Supplementary 1. Figure S1: Kaplan-Meier survival curves revealed RFS of clinicopathological factors in CRC. (A) Tumor size. (B) Tumor differentiation. (C) T stage. (D) TNM stage. (E) Lymph node status. (F) M stage. The value was obtained using the log-rank test of the differences.

Supplementary 2. Figure S2: Kaplan-Meier survival curves exhibited OS of clinical and pathologic dates in CRC. (A) Tumor size. (B) T stage. (C) TNM stage. (D) Lymph node status. (E) M stage. The value was obtained using the log-rank test of the differences.

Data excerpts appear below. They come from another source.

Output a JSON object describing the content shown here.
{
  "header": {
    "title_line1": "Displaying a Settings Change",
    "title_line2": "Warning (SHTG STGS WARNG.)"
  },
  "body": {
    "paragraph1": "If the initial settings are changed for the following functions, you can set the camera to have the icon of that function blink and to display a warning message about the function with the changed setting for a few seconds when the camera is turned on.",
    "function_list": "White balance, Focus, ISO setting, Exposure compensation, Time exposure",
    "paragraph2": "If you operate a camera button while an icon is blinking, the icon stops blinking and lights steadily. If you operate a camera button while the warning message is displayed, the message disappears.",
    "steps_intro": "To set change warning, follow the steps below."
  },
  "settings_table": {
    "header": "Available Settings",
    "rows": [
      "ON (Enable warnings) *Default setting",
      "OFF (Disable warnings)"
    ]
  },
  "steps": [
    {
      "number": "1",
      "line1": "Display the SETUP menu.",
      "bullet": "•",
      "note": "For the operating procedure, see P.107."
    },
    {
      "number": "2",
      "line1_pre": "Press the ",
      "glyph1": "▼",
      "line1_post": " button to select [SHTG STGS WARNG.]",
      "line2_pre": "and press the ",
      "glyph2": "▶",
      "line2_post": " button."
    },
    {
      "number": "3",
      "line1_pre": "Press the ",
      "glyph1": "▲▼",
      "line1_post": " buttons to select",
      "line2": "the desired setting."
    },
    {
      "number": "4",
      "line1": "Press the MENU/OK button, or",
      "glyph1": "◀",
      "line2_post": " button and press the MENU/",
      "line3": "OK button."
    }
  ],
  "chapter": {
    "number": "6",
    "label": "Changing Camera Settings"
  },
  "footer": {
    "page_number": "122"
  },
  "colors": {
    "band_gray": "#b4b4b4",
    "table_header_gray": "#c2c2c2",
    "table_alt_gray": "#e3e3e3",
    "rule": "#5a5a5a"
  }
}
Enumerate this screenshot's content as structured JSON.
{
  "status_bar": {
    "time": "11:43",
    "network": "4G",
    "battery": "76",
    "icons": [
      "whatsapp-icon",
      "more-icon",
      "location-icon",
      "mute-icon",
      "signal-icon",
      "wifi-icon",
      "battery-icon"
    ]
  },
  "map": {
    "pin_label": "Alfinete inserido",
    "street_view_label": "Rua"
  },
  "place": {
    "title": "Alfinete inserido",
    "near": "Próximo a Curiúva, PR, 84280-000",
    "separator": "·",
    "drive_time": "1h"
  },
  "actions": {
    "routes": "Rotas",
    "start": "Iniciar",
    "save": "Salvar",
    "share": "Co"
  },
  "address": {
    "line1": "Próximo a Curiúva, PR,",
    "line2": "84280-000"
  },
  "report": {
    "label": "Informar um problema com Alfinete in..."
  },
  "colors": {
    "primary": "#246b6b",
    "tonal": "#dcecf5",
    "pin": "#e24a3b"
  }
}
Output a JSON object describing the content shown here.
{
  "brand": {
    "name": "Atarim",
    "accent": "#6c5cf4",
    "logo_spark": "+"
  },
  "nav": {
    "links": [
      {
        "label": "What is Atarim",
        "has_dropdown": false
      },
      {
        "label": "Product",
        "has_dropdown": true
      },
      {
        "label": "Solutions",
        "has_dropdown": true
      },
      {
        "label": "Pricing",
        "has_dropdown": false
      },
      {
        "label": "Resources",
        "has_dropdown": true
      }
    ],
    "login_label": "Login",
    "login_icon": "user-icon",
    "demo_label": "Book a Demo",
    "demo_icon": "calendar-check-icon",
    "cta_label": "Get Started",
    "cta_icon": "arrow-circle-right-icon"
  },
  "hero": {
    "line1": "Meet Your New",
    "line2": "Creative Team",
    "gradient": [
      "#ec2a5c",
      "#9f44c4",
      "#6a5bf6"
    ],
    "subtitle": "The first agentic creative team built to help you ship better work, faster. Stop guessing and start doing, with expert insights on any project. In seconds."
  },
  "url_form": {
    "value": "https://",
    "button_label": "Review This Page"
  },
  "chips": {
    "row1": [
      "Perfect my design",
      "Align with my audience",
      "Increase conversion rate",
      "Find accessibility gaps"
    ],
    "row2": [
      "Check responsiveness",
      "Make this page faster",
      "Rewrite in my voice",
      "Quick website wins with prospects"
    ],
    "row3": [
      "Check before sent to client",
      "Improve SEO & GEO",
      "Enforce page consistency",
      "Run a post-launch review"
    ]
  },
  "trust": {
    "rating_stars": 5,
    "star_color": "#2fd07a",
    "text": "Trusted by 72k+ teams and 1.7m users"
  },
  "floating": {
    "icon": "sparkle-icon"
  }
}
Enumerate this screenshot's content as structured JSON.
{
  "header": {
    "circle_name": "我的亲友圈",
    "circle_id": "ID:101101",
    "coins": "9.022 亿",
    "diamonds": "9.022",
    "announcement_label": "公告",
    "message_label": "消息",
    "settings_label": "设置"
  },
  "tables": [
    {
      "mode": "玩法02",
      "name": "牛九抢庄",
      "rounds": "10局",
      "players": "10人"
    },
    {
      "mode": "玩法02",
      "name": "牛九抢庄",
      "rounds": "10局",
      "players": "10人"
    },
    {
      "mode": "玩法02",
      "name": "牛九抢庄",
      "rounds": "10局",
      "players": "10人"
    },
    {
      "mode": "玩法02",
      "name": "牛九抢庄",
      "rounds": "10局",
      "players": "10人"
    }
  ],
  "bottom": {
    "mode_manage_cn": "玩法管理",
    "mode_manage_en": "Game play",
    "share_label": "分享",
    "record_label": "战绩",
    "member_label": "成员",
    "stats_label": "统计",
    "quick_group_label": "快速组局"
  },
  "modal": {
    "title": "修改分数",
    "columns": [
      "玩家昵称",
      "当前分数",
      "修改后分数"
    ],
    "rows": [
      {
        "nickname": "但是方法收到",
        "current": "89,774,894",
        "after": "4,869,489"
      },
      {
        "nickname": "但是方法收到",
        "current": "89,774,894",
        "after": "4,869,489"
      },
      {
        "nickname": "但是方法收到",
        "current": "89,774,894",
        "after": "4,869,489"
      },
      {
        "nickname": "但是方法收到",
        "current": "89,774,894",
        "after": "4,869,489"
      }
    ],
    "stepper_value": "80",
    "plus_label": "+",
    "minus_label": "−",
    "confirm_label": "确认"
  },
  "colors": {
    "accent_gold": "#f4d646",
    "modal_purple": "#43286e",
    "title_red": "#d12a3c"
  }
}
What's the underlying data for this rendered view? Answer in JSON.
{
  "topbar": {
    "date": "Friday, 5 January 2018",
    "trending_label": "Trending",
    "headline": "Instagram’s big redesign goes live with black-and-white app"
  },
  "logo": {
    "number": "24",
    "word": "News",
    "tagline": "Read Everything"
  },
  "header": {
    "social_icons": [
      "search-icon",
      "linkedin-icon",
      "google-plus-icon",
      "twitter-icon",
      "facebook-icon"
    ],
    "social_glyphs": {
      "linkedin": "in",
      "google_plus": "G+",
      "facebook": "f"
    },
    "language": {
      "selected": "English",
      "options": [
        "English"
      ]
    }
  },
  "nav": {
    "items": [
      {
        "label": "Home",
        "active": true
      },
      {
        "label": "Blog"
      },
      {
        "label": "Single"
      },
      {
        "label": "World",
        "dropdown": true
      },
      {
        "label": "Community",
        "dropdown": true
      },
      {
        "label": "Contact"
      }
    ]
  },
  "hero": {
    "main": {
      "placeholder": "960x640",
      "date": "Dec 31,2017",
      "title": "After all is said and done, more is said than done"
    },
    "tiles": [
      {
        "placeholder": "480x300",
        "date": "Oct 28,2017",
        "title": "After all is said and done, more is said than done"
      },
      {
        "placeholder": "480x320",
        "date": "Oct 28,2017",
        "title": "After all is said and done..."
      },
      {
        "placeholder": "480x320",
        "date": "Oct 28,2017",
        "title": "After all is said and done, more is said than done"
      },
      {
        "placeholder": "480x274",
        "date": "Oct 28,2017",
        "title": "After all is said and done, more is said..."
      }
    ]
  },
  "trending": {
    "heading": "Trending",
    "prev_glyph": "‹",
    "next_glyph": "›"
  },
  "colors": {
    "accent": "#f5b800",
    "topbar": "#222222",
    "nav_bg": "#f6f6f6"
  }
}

Supplementary 3. Table S1: Univariate and multivariate Cox proportional hazard analysis of DFS for patients with CRC.

Supplementary 4. Table S2: Univariate and multivariate Cox proportional hazard analysis of OS for patients with CRC.

Supplementary 5. Table S3: Expression of CDX2, N-cadherin, and E-cadherin protein and clinicopathological parameters in colorectal cancer tissues.

Supplementary 6. Table S4: Association of CDX2 protein expression with N-cadherin protein expression and E-cadherin protein expression.